投稿者 ryoji : 10:40 PM | トラックバック
MOT の podcasting
今ごろになって言及するのもアレですが、東京都現代美術館のサイトに Mot The GUIDE や Mot The RADIO として Podcasting で聞けるようになっていますね。ようやく聞いてみました。わりとちゃんと番組っぽく作ってあって、これは作るの大変そうー。でも音声ガイドが館外でも聞けるのはいいですね。僕は展覧会場で音声ガイドを聞くことは普通ないのですが (耳がつかれて作品に集中できないので)、展覧会の帰りの電車とかで聞くとよさそうな気が。
こんなにちゃんと作りこめなくても、ギャラリートークとかひょいと軽く録音して Podcasting するとことか増えるといいですね。んー、でもちょっと音が聞きづらいとかあるとすぐ文句言われたりするのかな。Web ページでも、どこの美術館でも字が小さいって言われるみたいだし。いろんなことがもっと軽くできるといいんですけどねー。
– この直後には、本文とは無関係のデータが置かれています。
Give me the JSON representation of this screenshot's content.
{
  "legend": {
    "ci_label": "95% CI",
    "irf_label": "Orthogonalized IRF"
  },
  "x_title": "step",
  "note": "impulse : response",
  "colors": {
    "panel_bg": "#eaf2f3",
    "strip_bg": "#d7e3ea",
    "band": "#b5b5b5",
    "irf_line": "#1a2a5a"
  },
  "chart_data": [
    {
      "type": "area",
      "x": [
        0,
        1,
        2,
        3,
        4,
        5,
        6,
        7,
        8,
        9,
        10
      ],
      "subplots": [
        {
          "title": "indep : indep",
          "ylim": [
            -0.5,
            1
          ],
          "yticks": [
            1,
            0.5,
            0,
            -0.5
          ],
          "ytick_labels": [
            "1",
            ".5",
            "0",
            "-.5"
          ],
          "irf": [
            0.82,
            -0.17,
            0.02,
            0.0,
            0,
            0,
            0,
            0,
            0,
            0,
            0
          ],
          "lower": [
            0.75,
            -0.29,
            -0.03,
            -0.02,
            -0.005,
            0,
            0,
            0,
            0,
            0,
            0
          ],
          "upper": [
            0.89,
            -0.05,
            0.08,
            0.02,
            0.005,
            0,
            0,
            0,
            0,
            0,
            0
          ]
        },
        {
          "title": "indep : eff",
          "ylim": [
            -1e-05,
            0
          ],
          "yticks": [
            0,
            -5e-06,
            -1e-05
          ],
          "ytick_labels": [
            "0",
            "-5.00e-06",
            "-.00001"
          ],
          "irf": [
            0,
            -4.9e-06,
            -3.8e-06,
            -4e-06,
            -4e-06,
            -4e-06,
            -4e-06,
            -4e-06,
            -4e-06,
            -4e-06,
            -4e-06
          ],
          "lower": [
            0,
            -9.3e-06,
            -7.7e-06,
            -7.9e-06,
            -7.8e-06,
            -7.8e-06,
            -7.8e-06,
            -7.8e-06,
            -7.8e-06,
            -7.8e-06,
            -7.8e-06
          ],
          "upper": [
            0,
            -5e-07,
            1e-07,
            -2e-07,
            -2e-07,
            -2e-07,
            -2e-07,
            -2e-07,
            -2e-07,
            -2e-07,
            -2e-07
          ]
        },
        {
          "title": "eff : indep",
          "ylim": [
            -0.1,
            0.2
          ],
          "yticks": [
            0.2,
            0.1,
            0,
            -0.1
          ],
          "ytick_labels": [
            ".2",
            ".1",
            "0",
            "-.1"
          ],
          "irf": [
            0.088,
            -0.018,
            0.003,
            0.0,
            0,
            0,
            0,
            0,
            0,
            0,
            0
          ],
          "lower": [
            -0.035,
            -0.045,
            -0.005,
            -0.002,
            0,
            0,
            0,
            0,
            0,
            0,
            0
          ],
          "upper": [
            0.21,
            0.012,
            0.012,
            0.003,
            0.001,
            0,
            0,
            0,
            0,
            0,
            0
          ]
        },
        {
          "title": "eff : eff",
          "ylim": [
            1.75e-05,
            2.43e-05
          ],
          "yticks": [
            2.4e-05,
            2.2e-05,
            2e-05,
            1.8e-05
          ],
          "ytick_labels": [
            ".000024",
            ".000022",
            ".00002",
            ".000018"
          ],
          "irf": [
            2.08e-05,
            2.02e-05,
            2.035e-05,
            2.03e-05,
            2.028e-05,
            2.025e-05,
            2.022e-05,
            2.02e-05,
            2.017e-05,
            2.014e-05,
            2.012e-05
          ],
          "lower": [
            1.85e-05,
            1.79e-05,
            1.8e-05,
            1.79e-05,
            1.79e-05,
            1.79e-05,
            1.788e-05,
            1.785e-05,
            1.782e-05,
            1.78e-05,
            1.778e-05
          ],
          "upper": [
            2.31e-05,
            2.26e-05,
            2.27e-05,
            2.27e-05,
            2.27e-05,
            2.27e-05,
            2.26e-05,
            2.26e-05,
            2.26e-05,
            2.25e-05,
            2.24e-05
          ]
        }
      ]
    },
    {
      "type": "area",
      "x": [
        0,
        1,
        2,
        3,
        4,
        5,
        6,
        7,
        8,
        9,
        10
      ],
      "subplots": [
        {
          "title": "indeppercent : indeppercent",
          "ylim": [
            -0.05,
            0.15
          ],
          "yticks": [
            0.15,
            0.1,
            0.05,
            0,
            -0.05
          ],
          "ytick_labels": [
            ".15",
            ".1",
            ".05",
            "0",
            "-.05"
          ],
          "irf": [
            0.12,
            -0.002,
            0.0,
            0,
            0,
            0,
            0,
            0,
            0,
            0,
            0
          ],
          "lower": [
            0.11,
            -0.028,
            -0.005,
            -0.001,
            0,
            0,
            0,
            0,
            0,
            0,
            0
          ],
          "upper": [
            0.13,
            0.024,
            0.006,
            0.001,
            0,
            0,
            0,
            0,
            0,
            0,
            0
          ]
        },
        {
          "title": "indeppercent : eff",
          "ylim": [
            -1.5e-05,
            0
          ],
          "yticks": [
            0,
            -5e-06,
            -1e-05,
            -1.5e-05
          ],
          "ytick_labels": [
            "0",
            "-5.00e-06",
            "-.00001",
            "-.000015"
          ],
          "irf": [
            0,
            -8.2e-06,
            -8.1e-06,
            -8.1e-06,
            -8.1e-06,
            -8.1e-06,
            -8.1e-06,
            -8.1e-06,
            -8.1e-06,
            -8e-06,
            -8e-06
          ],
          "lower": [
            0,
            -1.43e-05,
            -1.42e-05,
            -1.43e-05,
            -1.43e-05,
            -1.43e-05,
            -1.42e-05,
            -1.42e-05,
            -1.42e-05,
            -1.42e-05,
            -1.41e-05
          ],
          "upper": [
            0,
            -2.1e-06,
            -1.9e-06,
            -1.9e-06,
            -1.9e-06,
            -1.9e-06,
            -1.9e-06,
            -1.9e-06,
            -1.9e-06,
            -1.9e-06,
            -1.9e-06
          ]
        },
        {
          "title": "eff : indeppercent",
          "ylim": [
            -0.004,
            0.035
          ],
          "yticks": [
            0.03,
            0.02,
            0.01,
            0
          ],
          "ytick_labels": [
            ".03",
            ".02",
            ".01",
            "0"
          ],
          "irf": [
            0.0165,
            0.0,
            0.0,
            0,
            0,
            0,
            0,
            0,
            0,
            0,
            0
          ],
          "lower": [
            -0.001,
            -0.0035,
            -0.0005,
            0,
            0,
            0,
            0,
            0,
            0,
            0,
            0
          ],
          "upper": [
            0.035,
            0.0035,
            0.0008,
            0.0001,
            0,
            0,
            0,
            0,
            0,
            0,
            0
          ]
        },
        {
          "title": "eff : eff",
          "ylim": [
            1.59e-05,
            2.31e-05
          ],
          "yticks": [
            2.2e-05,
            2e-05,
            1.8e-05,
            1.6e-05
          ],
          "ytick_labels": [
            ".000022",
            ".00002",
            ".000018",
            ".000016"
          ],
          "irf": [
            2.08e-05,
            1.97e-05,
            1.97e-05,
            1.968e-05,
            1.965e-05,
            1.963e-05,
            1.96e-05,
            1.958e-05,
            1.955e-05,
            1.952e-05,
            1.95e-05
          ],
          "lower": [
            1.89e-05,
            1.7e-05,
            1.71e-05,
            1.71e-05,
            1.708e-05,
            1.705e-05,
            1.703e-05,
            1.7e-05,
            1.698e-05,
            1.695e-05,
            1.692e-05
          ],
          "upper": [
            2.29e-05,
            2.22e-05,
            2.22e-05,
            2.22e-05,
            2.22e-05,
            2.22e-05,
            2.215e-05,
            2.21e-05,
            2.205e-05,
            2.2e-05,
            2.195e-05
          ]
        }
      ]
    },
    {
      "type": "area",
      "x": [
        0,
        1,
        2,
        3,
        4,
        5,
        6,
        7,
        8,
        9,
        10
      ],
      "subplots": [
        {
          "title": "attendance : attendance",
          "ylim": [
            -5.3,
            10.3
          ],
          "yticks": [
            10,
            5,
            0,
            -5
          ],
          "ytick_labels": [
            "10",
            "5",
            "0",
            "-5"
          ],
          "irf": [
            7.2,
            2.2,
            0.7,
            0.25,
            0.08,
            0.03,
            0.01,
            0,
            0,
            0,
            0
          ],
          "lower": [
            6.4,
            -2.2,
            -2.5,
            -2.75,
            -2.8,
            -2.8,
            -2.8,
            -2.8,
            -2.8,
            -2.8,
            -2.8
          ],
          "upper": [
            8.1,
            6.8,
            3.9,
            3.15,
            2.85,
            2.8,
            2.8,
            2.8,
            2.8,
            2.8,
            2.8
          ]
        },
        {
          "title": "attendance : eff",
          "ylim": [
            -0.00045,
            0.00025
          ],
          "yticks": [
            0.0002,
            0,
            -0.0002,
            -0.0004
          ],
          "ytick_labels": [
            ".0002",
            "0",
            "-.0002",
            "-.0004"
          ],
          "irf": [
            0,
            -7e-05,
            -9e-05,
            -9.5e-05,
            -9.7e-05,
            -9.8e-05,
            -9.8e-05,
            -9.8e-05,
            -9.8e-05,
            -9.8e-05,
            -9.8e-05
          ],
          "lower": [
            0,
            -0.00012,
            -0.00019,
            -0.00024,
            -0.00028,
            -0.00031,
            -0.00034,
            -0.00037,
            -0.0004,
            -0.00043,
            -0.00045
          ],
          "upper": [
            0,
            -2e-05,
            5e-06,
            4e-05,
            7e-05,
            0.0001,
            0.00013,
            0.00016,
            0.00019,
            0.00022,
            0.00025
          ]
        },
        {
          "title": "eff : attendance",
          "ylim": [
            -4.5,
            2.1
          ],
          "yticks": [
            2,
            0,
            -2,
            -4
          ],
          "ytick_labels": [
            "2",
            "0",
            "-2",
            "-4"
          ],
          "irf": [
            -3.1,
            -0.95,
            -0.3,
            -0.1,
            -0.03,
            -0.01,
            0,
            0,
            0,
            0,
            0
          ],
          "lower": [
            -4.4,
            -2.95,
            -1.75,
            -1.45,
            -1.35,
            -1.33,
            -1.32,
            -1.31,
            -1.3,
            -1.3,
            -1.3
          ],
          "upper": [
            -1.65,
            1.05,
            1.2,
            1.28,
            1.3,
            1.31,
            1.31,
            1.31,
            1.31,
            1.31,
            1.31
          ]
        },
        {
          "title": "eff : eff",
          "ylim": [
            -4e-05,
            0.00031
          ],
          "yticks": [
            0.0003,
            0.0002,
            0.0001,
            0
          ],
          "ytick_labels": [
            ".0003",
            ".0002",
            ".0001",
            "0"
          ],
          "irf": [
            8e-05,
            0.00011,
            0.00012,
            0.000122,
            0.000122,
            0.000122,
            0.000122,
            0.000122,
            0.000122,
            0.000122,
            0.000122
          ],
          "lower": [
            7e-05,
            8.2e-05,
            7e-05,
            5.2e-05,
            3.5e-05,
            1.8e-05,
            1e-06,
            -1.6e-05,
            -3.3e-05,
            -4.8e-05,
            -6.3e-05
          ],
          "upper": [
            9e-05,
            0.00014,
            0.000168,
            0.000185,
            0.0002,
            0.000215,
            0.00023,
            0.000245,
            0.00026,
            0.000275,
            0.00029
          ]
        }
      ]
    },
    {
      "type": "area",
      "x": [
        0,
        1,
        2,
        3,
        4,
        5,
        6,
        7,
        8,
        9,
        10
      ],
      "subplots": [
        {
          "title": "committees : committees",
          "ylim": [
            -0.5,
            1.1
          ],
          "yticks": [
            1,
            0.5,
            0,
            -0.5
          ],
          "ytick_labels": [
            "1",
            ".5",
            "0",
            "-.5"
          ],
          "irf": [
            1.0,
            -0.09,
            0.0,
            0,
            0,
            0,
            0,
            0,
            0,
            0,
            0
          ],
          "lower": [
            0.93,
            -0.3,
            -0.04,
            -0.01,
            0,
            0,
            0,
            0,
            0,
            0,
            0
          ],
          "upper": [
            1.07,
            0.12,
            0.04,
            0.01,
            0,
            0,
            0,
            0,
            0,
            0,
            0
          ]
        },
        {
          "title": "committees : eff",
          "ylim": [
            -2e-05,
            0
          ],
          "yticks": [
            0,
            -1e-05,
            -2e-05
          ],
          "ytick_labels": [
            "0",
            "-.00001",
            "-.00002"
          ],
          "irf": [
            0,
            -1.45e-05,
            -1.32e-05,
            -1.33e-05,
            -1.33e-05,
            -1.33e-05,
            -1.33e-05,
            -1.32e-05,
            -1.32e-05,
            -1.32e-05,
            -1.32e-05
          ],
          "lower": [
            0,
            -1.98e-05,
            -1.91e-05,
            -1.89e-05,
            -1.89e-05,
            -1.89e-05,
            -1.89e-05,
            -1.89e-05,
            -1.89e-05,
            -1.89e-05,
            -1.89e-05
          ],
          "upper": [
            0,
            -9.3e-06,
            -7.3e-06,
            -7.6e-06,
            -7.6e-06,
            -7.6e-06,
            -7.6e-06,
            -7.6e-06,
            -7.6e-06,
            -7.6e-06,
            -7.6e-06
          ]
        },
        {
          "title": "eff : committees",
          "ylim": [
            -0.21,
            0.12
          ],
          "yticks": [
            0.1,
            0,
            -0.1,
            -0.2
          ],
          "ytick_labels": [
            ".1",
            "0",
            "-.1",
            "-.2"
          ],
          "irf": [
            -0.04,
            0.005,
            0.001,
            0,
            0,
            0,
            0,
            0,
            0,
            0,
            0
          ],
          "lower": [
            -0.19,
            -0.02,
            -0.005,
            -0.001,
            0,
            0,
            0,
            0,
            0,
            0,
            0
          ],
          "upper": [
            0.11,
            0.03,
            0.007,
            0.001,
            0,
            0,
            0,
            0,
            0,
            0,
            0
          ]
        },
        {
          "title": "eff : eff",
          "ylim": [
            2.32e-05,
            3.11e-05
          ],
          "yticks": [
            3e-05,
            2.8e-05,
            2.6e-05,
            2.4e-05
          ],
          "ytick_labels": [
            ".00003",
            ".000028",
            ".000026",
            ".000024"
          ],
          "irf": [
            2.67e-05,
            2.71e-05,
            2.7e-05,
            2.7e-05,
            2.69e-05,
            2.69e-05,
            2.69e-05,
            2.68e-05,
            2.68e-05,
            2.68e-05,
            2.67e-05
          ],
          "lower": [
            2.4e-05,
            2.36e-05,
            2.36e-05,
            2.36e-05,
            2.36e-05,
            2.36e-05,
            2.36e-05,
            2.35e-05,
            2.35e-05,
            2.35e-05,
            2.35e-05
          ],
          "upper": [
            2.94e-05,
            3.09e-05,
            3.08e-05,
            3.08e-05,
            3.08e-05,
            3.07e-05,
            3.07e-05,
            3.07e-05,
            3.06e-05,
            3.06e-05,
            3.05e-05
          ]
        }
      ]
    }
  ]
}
投稿者 ryoji : 04:48 PM | トラックバック
April 05, 2006
Stefano Mazzocchi 「メタデータの品質について」
Stefano Mazzocchi の「メタデータの品質について…」という文章を翻訳してみました。一貫したメタデータをもったデータセットでも、それらを組合せると低品質なメタデータになってしまう、という問題について述べています。結局、どうにかして典拠ファイルをうまく作る必要があるということではあるんでしょう (そしてライセンス重要)。問題はどうやって作るか、というかメタデータ作成と典拠作成をどうフィードバックさせていくかってことと、そういう「社会的」な努力がセマンティック・ウェブ界隈はもっと必要なんじゃないかという。でも "I know FRBR and I know it gets way worse than this,..." というのはよくわからないです。FRBR は解決にならないの? そういえばバーチャル国際典拠ファイルってどうなってるんだろう?
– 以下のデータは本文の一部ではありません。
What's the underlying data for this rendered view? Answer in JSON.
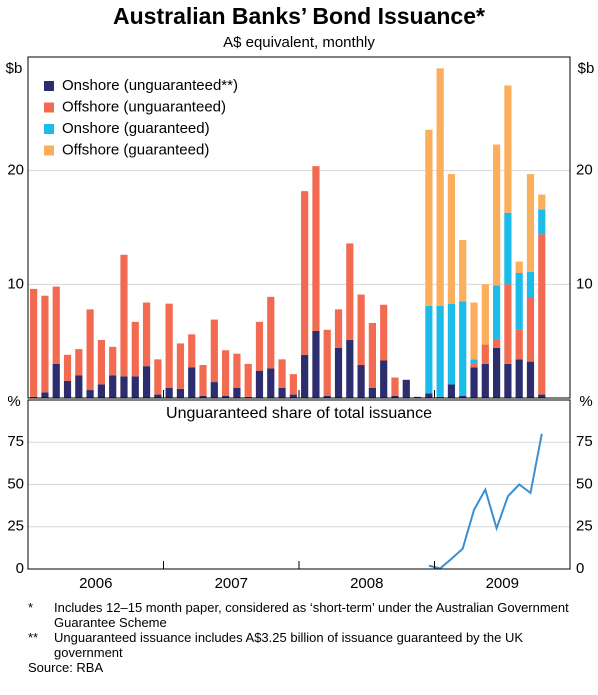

ええと、この Stefano Mazzocchi という人は、Simile プロジェクトの作った firefox 拡張 Piggy Bank (RDF のブタさん貯金箱。面白そう、今度試そう) や最初期の Apach Cocoon プロジェクトにも関わってた人なんですね。それに他にも Clay Shirky の Ontology is Overrated: Categories, Links, and Tags に反応して Folksologies: de-idealizing ontologies という文章を書いてたりして、とても勉強になるのです。たまにさりげなく CIDOC CRM に言及したりするし。
ちなみに Shirky の文章については日本語の解説がありますね。それとこれに対しては Clay Shirky's Viewpoints are Overrated とか Market populism in the folksonomies debate とか批判も結構あるようですが。
投稿者 ryoji : 01:31 AM | トラックバック
April 03, 2006
Flickr CreativeCommons Photo Search
面白かったらしい JavaScript のチュートリアルのスライドを見てたら、flickr にある CreativeCommons ライセンスの写真を素材として結構使っていて、あーなるほど CC licesed な素材集としての Flickr っていうのも使いであるなぁと。でも flickr のサイトに用意されてるインターフェースだと、キーワードで cc ライセンスなものを探すのがやりにくいので、flickr cc search なんて作ってみました。
なんか、これも探せば誰かがもっとちゃんとしたの作ってそうな気がするんですが…。
(って試しに今また探してみたらこんなのが。でも結局は微妙に違うけど) えーと、これ作るのに僕で2時間弱くらいです (いちいちサーバにアップしながらテストして)。慣れてる人ならもっとずっと短時間でできるでしょう…つまり、API が整備されてさえいれば、下手すると探すより作ったほうが全然早いという。すごい状況ですよね、これって。